Language Platform Specification

Status

  • Type: Normative
  • Stability: Draft

Scope

This specification defines FerroTeX as a LaTeX language platform.

It covers:

  • the document model (snapshots)
  • parsing (fault-tolerant CST/AST)
  • project model (workspace graph)
  • indexing (symbols and references)
  • feature producers (completion, navigation, semantic tokens, formatting)

Build/log observability is specified separately (see log-event-ir.md, log-grammar.md).

Principles

  • P1: Lossless parsing first
    • Prefer a CST that preserves tokens and trivia so formatting and refactors remain safe.
  • P2: Error tolerance
    • Parsing must succeed even on incomplete documents.
    • Diagnostics must distinguish between hard errors and recovered states.
  • P3: Incrementality
    • Reparse minimal affected regions on didChange.
    • Support cross-file incremental indexing.
  • P4: Separation of concerns
    • Parsing produces syntax trees.
    • Indexing builds semantic views.
    • LSP responds from cached structures, not ad-hoc scanning.

Language Coverage Goals

FerroTeX targets practical completeness for modern LaTeX editing.

The system MUST support (baseline):

  • commands (\\command)
  • environments (\\begin{env} / \\end{env})
  • groups ({...})
  • math mode transitions ($...$, \\[ ... \\], environments)
  • comments (% ...)
  • file inclusion (\\input, \\include, \\subfile where feasible)
  • resource references (\\includegraphics, bibliography inputs)

The system SHOULD support (progressive):

  • argument parsing for common commands (best-effort)
  • expl3-style constructs as a compatibility goal

Semantic Limits and Safety

LaTeX is not a context-free language in general.

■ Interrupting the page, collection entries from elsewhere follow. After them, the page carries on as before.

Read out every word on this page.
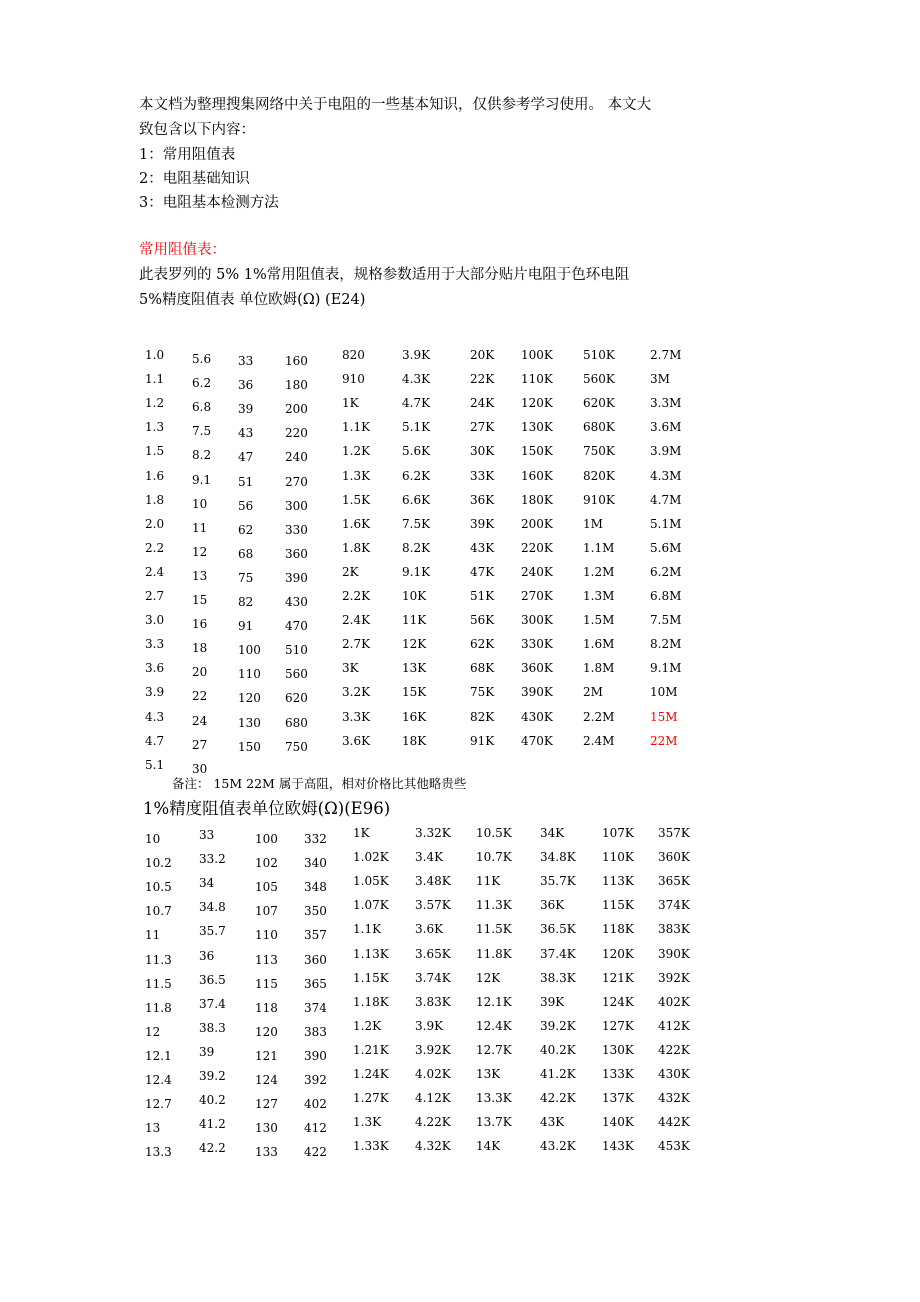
本文档为整理搜集网络中关于电阻的一些基本知识，仅供参考学习使用。 本文大
致包含以下内容：
1：常用阻值表
2：电阻基础知识
3：电阻基本检测方法
常用阻值表：
此表罗列的 5% 1%常用阻值表，规格参数适用于大部分贴片电阻于色环电阻
5%精度阻值表 单位欧姆(Ω) (E24)
1.0
1.1
1.2
1.3
1.5
1.6
1.8
2.0
2.2
2.4
2.7
3.0
3.3
3.6
3.9
4.3
4.7
5.1
5.6
6.2
6.8
7.5
8.2
9.1
10
11
12
13
15
16
18
20
22
24
27
30
33
36
39
43
47
51
56
62
68
75
82
91
100
110
120
130
150
160
180
200
220
240
270
300
330
360
390
430
470
510
560
620
680
750
820
910
1K
1.1K
1.2K
1.3K
1.5K
1.6K
1.8K
2K
2.2K
2.4K
2.7K
3K
3.2K
3.3K
3.6K
3.9K
4.3K
4.7K
5.1K
5.6K
6.2K
6.6K
7.5K
8.2K
9.1K
10K
11K
12K
13K
15K
16K
18K
20K
22K
24K
27K
30K
33K
36K
39K
43K
47K
51K
56K
62K
68K
75K
82K
91K
100K
110K
120K
130K
150K
160K
180K
200K
220K
240K
270K
300K
330K
360K
390K
430K
470K
510K
560K
620K
680K
750K
820K
910K
1M
1.1M
1.2M
1.3M
1.5M
1.6M
1.8M
2M
2.2M
2.4M
2.7M
3M
3.3M
3.6M
3.9M
4.3M
4.7M
5.1M
5.6M
6.2M
6.8M
7.5M
8.2M
9.1M
10M
15M
22M
备注： 15M 22M 属于高阻，相对价格比其他略贵些
1%精度阻值表单位欧姆(Ω)(E96)
10
10.2
10.5
10.7
11
11.3
11.5
11.8
12
12.1
12.4
12.7
13
13.3
33
33.2
34
34.8
35.7
36
36.5
37.4
38.3
39
39.2
40.2
41.2
42.2
100
102
105
107
110
113
115
118
120
121
124
127
130
133
332
340
348
350
357
360
365
374
383
390
392
402
412
422
1K
1.02K
1.05K
1.07K
1.1K
1.13K
1.15K
1.18K
1.2K
1.21K
1.24K
1.27K
1.3K
1.33K
3.32K
3.4K
3.48K
3.57K
3.6K
3.65K
3.74K
3.83K
3.9K
3.92K
4.02K
4.12K
4.22K
4.32K
10.5K
10.7K
11K
11.3K
11.5K
11.8K
12K
12.1K
12.4K
12.7K
13K
13.3K
13.7K
14K
34K
34.8K
35.7K
36K
36.5K
37.4K
38.3K
39K
39.2K
40.2K
41.2K
42.2K
43K
43.2K
107K
110K
113K
115K
118K
120K
121K
124K
127K
130K
133K
137K
140K
143K
357K
360K
365K
374K
383K
390K
392K
402K
412K
422K
430K
432K
442K
453K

Macro expansion, catcode changes, and package-defined syntax can invalidate purely static interpretations.

Therefore:

  • The CST/AST is intended to be structural and lossless, not a full engine execution model.
  • Semantic features (indexing, completion, rename) MUST be confidence-gated.
  • When confidence is low, FerroTeX MUST prefer being conservative (e.g., do not offer a rename) rather than performing unsafe edits.

Document Model

Snapshots

For each open document, the server maintains:

  • uri
  • version (LSP version)
  • text (snapshot)
  • cst (fault-tolerant)
  • ast (optional lowered form)

Fault Tolerance

The CST MUST be constructible from any byte sequence representable in the editor.

  • Unknown sequences should become ErrorNode entries with spans.
  • Recovery should be local and bounded.

Parsing Pipeline

  1. Lexing
    • produces tokens (command, text, brace, bracket, comment, math delimiter, etc.)
  2. CST construction
    • produces a tree capturing grouping and environment structure
  3. Lowering (optional)
    • produces AST nodes for selected constructs used by indexing

Indexing

The index is a set of queryable tables built from one or more documents:

  • labels (\\label{...})
  • refs (\\ref{...}, \\autoref{...}, etc.)
  • citations (\\cite{...} variants)
  • bibliography keys (from .bib parsing if enabled)
  • command/environment definitions (local \\newcommand, \\newenvironment, etc.)
  • package usage (\\usepackage{...})

The index MUST support:

  • symbol lookup by name
  • reference lookup by name
  • reverse reference queries

Feature Producers

Feature producers consume the CST/AST + indices:

  • completion
  • definition
  • references
  • rename
  • document symbols
  • semantic tokens
  • formatting

Each producer MUST:

  • be cancellable
  • be bounded in time
  • avoid reparsing the world per request

Diagnostics

Source diagnostics are produced from:

  • lex/parse recovery errors
  • unresolved references (label/cite)
  • duplicate label definitions
  • malformed \\begin/\\end pairs (when detectable)

Diagnostics MUST use stable codes (see diagnostic-codes.md).

Keystroke-level Feedback Loop

FerroTeX provides immediate diagnostic feedback as the user types, moving beyond manual build triggers or “on-save” analysis.

  • Non-blocking: Analysis happens in the background, ensuring no input lag.
  • Reactive: Only the affected regions of the document and its dependencies are re-analyzed.
  • Persistent: Diagnostic state is maintained within the reactive dependency graph (see incremental-analysis.md).

Interactions with Build Observability

Build diagnostics can be enhanced by source analysis:

  • map build diagnostic line numbers to ranges
  • attach related information (symbol context)

However:

  • build parsing must remain correct even when source parsing is incomplete.